Medyanın neredeyse tamamında yer alan haber özetle şöyleydi:
"PKK'nın yakalanan 3 üst düzey sorumlusu örgütün kanlı planlarını itiraf etti. Teröristler, Ankara, İzmir ve İstanbul dâhil 14 ilde belirlenen noktalara patlayıcı ve mühimmat gömüldüğünü açıkladı. Ankara, Denizli ve Adana'da güvenlik birimlerince yakalanan terör örgütü PKK'nın 3 örgüt yöneticisi çözüm sürecinde oluşan barış havasını fırsat bilerek çatışma alanını Türkiye geneline yaymak için nasıl hazırlık yaptıklarını bütün ayrıntılarıyla anlattı."

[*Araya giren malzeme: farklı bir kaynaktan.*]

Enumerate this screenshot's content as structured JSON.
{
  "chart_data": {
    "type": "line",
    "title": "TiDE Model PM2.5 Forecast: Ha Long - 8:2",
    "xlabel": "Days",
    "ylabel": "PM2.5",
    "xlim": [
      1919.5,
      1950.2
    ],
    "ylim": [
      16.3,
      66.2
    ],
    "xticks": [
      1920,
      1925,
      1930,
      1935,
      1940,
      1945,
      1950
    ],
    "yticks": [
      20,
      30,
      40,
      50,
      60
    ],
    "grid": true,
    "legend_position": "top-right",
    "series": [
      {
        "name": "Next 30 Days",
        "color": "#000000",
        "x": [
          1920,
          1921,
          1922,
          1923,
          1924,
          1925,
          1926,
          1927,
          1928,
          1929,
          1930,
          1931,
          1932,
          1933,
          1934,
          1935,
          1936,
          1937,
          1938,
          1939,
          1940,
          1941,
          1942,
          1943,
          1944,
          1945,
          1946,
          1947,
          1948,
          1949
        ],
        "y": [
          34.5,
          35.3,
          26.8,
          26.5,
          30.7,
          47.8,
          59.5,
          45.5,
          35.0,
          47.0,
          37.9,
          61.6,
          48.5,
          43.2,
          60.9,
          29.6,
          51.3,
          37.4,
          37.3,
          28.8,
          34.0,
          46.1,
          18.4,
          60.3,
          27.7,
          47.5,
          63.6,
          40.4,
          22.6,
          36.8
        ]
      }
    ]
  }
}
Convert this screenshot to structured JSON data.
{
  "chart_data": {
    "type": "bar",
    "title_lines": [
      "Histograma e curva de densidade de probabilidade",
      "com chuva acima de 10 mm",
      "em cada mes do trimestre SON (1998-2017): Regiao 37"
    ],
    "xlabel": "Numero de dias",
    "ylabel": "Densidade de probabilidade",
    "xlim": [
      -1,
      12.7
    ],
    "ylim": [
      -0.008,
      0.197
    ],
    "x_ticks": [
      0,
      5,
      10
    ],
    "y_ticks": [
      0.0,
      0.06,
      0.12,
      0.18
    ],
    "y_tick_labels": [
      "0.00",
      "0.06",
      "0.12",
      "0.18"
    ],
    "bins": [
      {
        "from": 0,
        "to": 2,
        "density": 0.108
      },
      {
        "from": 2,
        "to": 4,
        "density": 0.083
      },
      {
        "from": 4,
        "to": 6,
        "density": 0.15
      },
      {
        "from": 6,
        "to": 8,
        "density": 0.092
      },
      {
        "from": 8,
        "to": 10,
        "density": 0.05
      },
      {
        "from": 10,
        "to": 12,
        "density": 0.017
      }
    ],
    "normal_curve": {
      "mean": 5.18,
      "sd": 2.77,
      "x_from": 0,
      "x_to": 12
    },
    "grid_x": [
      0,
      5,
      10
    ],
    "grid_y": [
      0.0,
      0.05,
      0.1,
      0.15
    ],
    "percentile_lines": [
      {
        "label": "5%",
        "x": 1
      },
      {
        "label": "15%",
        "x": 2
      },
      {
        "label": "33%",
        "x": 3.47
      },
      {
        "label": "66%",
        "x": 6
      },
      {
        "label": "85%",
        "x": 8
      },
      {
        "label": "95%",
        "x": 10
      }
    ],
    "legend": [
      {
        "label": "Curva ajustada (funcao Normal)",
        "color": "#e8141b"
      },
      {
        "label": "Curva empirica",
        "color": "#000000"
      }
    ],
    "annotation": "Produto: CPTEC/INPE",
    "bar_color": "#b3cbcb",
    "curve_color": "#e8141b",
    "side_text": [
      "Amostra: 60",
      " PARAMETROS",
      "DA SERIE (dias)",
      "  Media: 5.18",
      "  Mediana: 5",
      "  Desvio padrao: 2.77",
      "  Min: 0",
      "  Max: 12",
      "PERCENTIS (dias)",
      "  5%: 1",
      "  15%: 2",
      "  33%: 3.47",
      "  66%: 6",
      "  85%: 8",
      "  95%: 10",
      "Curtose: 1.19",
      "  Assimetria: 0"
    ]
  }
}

Güzel, bu sözlerin çok büyük bir itiraf olduğunda hemfikiriz değil mi?
Peki, hırsıza kapıyı açan banka görevlisi, ihaleye fesat karıştırarak şartnameyi yandaşına vermek isteyen bürokrat, cezaevi kapısını açıp mahkûmları serbest bırakan infaz memuruna, "suçsuz" diyebilir miyiz?
Bunlara "suçlu" dersek, "Çözüm Süreci" adlı projeyi yürürlüğe koyan AK Parti Hükümetlerine ne diyeceğiz?
Televizyonlara çıkarak valilere, askere, polise, "üzerlerine gitmeyin" talimatı veren dünün Başbakanı Recep Tayyip Erdoğan'a, "suçsuz" diyebilir miyiz?
Oslo ve Dolmabahçe mutabakatlarına katılıp PKK'ya vaatler verenlere "suçsuz" diyebilir miyiz?
Suçlusunuz, bu kadar net.
Eğer bugün değilse yarın, yarın değilse sonraki günlerde bağımsız Türk yargısına hesap vereceksiniz.
Yüzlerce şehidimizin, binlerce gazimizin kanları yerde mi kalacak?
Hayır, kalmayacak hesap vereceksiniz.
3 teröristin bu itiraflarını muhalefet partileri mutlaka Meclis'e taşımalı, tarihe not düşmeli, siyasetçiler hesap sormalıdır.
3 gündür bakıyorum muhalefette ne ses, var ne bir seda.
Hadi MHP Genel Merkezi koltuk sevdasına düşmüş diyelim ya CHP?
Onlar yoksa biz varız ve bu hesabı sormaya devam edeceğiz.
Şehitlerimize ve Gazilerimize vicdan borcumuzdur.